ELECTRICAL RELAYS: The last U.S.-based manufacturer of electrical relays and controls, Struthers-Dunn was founded in Philadelphia in 1923, and moved to South Carolina in the mid-1980s. It specializes in building customized relays -- basically electrically operated switches for controlling high-powered devices in industry and military operations -- for factory automation, elevators, cranes, traffic controls and power generation and distribution. Its 219 series of industrial relays, developed in 1958, is still used today as a crucial element of modern nuclear energy plants. During World War Two, Struthers-Dunn became the first supplier of electrical relays to the U.S. military.
After being purchased and reorganized by a series of parent companies in recent years, the company, now specializing in custom-built industrial controls, is once again a privately-held firm. Where's the rest of the industry? Overseas, naturally, and mainly concentrated in India and other Asian locations.

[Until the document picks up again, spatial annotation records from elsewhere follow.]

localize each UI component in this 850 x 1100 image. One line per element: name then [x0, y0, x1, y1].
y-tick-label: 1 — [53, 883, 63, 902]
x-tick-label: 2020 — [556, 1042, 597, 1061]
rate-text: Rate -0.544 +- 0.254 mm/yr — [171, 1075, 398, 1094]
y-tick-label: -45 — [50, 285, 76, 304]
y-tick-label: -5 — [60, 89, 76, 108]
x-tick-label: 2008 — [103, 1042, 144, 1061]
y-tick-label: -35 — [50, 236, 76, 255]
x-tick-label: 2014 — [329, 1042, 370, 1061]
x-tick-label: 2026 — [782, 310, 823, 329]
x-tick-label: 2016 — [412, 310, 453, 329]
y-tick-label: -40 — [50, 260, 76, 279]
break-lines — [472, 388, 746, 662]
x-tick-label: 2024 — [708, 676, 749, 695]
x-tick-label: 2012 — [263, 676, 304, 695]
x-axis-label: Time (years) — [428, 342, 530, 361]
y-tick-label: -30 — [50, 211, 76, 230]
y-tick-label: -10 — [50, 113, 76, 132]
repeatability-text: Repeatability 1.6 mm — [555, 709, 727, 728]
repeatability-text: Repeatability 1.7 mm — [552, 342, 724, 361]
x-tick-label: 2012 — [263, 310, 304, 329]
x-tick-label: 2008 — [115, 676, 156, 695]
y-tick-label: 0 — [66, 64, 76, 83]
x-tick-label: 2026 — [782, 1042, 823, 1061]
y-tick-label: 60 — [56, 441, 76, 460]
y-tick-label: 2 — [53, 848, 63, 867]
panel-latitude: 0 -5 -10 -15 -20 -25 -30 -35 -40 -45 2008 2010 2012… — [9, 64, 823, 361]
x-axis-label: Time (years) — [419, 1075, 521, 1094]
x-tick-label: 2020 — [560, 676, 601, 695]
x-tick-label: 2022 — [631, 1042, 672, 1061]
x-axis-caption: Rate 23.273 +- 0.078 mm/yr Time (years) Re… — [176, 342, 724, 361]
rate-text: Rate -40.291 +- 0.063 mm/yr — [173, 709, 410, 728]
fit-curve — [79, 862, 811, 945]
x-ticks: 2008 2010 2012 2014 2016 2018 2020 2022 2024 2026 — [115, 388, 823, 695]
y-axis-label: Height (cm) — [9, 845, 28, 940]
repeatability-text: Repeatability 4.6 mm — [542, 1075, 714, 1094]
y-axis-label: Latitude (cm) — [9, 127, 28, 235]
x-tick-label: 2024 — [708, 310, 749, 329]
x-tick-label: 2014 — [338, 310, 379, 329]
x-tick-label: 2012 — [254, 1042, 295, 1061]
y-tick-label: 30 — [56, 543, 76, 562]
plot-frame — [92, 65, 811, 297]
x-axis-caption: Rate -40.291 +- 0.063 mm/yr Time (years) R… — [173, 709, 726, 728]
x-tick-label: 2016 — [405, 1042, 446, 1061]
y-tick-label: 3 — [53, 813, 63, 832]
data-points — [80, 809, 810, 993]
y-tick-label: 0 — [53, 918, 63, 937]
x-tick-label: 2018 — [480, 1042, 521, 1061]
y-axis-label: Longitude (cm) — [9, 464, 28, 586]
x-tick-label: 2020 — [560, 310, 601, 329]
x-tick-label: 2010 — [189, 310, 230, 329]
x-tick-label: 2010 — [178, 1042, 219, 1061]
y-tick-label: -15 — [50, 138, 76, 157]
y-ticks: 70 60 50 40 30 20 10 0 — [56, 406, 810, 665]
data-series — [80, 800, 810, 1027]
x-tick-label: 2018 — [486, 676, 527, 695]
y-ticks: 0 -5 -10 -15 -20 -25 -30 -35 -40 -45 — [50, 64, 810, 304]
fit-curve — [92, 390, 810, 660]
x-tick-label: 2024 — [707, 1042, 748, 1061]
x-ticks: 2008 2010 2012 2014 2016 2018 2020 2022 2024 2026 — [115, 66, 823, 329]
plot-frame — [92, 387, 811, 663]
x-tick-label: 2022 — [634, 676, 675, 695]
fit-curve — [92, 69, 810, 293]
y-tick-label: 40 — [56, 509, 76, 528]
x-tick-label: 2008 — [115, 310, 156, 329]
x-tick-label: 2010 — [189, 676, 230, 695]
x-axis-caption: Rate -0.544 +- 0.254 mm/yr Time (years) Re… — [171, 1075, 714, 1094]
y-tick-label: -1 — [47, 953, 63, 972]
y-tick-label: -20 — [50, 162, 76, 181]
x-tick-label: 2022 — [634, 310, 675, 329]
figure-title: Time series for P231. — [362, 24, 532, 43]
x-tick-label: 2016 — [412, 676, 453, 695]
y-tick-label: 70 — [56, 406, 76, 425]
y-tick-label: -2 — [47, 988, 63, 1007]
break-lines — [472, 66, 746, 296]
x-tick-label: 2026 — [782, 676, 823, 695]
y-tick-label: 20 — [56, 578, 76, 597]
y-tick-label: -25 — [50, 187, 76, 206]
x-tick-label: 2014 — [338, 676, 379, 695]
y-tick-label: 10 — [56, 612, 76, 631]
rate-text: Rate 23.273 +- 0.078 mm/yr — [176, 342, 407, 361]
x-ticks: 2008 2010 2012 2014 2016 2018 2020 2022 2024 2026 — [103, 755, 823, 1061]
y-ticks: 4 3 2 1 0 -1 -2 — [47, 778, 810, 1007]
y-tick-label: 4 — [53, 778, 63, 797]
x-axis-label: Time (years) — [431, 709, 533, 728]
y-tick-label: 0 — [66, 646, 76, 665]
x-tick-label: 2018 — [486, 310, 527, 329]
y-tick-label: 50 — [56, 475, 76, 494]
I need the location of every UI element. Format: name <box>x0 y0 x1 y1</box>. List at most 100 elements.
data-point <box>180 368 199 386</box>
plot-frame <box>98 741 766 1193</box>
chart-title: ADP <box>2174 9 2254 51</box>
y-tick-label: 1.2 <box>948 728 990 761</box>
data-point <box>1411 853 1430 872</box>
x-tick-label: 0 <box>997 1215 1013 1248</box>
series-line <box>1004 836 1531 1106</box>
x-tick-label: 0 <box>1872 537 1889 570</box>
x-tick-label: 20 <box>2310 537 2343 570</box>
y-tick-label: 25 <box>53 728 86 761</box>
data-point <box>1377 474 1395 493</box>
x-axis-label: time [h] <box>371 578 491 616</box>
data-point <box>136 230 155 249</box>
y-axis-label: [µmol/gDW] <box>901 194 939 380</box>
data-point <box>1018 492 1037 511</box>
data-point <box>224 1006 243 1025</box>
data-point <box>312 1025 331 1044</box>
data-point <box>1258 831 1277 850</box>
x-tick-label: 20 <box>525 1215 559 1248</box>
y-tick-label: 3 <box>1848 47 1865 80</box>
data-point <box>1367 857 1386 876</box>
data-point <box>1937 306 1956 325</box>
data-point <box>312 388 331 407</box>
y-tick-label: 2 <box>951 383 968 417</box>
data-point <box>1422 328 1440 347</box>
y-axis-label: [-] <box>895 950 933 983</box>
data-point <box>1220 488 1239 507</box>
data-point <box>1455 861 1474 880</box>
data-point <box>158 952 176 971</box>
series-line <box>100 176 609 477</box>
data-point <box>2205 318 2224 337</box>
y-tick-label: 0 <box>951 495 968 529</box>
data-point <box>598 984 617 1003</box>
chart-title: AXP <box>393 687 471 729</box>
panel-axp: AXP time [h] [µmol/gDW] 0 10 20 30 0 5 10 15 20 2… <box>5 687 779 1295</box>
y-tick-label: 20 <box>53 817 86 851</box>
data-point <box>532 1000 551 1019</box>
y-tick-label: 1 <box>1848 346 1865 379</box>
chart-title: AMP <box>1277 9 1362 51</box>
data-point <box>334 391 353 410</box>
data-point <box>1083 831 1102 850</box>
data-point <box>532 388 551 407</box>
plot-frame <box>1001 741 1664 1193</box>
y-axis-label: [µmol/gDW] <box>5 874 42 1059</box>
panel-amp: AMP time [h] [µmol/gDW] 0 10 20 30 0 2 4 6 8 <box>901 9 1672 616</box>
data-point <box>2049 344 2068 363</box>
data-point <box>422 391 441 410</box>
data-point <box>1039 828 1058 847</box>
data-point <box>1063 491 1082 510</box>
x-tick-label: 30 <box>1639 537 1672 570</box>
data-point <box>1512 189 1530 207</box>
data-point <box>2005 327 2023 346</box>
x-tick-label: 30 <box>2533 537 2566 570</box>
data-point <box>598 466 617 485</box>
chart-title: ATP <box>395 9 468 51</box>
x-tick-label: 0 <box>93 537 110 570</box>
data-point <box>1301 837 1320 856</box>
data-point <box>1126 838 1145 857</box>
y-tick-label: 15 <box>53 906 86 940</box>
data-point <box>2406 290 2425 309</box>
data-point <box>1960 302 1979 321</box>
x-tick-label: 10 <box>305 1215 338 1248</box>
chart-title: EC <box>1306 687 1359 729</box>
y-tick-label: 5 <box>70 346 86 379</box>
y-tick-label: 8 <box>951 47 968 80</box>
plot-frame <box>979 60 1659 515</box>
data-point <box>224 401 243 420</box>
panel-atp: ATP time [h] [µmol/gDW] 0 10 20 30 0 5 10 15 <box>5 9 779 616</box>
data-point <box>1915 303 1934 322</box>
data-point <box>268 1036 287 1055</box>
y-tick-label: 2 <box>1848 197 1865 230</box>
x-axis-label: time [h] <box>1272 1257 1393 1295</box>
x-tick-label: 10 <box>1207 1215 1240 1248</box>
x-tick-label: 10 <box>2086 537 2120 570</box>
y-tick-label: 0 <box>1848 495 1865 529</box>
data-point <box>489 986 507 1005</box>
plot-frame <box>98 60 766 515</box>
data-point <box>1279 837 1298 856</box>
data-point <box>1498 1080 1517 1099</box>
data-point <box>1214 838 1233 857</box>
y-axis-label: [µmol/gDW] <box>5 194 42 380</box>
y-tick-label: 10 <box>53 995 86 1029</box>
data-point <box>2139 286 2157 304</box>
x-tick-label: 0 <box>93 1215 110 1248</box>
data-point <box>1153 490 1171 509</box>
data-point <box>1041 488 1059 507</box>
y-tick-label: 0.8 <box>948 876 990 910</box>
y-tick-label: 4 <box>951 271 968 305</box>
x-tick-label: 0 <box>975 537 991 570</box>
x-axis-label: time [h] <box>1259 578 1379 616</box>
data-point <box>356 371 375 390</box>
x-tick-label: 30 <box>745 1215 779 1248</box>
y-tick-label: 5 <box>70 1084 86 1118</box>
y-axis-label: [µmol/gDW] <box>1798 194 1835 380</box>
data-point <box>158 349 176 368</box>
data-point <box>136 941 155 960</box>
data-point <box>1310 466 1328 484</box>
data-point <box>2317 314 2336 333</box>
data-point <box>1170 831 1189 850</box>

CHOPSTICKS: Sometimes globalization brings an ironic twist that actually helps American manufacturers. In the case of chopsticks, it was a double-dose of irony that made Americus, Georgia, a center of wooden utensil production for China. The huge, fast-growing powerhouse, which seems to export the bulk of Americans' everyday consumer products, produces most of the world's chopsticks, about 63 billion pairs annually. It's a simple product that serves a huge market -- a third of the world's population uses the sticks to pluck morsels from their dishes. When China's several hundred manufacturers started running short of wood, though -- remember, that country is building furiously, and it's not heavily forested to begin with -- an opportunity arose for a US company to turn the international-trade tables. Enter Jae Lee, the Korean-born American who in November 2010 founded Georgia Chopsticks to take advantage of China's shortfall and rural Georgia's abundance of wood.
Before long, Americus (fitting name, isn't it?) was processing a few million pairs of chopsticks daily, slapping Made in the USA labels on them, and exporting China's favorite utensil to Chinese. Lee is ramping up production as fast as he can order machinery, and intends to churn out 10 million a day by year's end. At full capacity, the company plans to have around 150 hires. Not bad for a town with a 12% unemployment rate, in a country supposedly burdened by sky-high labor costs.
The irony isn't lost on the workers. "Everywhere you see in America 'Made in China,'" new hire Susan White told Voice of America, "and you wonder if, in China, they ever see 'Made in America.'" They do now.